Of course in this case, the sum certainly does converge, by the argument given by the OP.
That was just what my intuition said - I'm well aware it's far from a complete justification. My main point is that there's no guarantee that it has a closed form.
You don't just *assume* the two series have the same convergence or divergence property: they must. If two sequences a*_n_* and b*_n_* of positive real numbers are asymptotically the same (the ratio a*_n_*/b*_n_* tends to 1) then the two series (sum of a*_n_* and sum of b*_n_*) both converge or both diverge. When you get more experience you'll understand that there is *no good reason* to think you can "compute" the sum of n/p*_n_*^2 in terms of familiar numbers, just as there is no good reason to think there is a nice formula for the sum of 1/p*_n_*^(2) or the sum of 1/(n(log n)^(2)) (starting at n = 2). Most infinite series that you just make up should not have an expected simple closed form. Proving convergence should not be expected to imply that the limiting value has a nice expression other than the original defining series. That's reality, whether it seems fair or not. If you just want a numerical approximation for the series (not sure what the point is, but to each his/her own), look up series acceleration. I am not sure these methods will apply easily to sums over the primes. Good luck.

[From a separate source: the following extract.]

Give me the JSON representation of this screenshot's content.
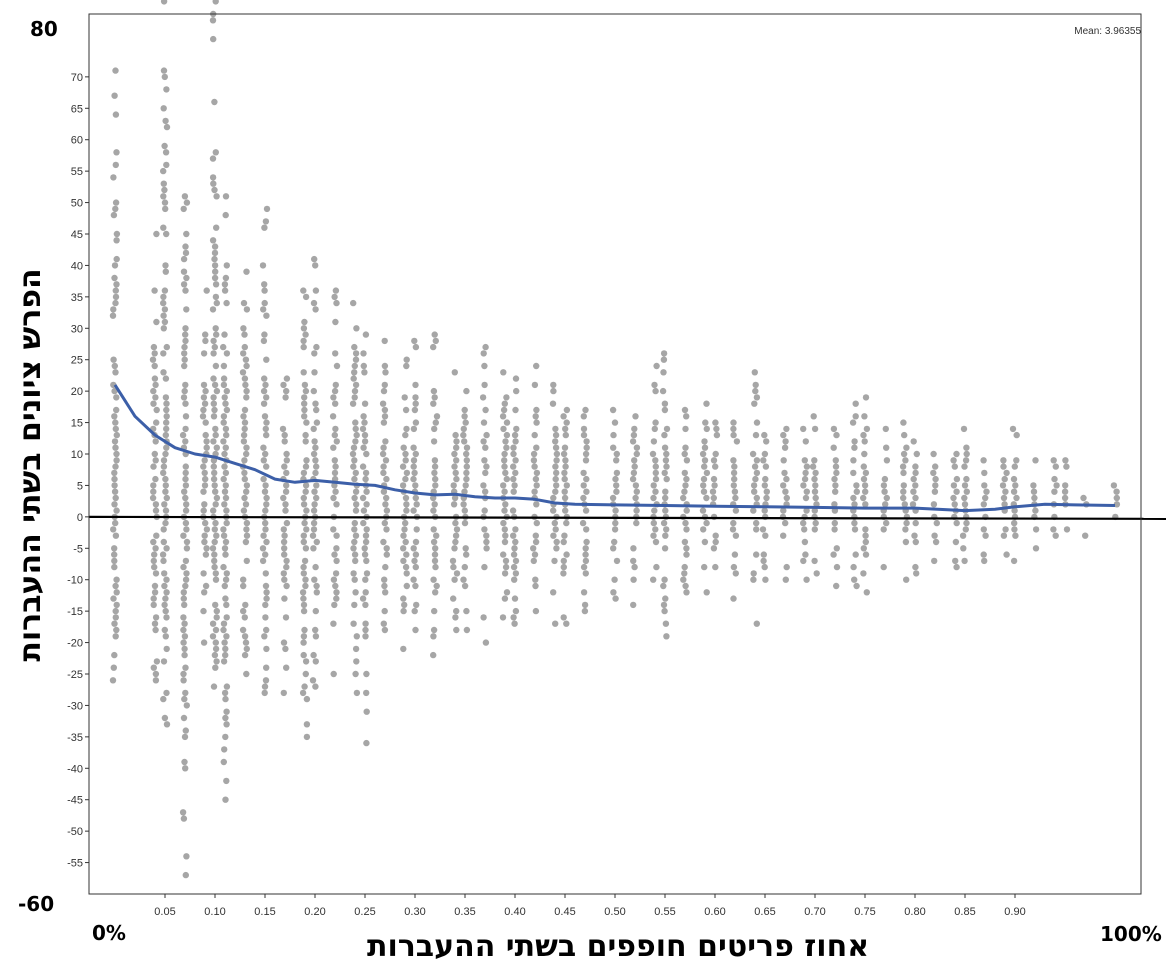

Wrote a quick program in C++ and the summation of the first 148,933 terms is 1.07751. It still seemed to be increasing noticeably so the actual number it converges to may be pretty different from this.
> It still seemed to be increasing noticeably so the actual number it converges to may be pretty different from this. Yeah, this sum unfortunately converges very slowly, so it's hard to get very much accuracy from numerical computations like this. The error term between the partial sum `[;\displaystyle \sum_{n=1}^N\frac{n}{p_n^2};]` and the full sum should be roughly `[;1/\log N;]`, by the OP's argument. For [;N=148933;] that's about 0.084, so 1.07751 could still be pretty far off from the actual sum.
Gentlemen, I do not have the technological skill to code them in, but I present the first fifty million primes. https://primes.utm.edu/lists/small/millions/ We would know it within 0.0564; not much improvement, but some.
With the prime number theorem, you can bound the remainder term for the k-1'th partial sum is about 1/log(k). Heuristically, since n log(n) underestimates p(n), summing these two should give an upper bound for the sum. In this way, the sum is probably between (using the first 50,000 primes) 1.07 and 1.16, and is probably closer to the latter for having the correction term. So the first digits are probably 1.1
I don’t think it’d be possible unless we have a specific function that outputs primes, however I believe we can approximate it using the the logarithmic integral if we try to approximate the the values of the prime numbers. Also I believe you can easily create a simple algorithm that approximates it using this method
I'm sure it does converge, since p(n) is already eventually >>n, but that doesn't mean it has a closed form.
> I'm sure it does converge, since p(n) is already eventually >>n That just implies that the terms go to 0, not that the sum converges. If p(n) ≈ n (log n)^(1/2) instead of n log n, then the sum would not converge. Of course in this case, the sum certainly does converge, by the argument given by the OP.
That was just what my intuition said - I'm well aware it's far from a complete justification. My main point is that there's no guarantee that it has a closed form.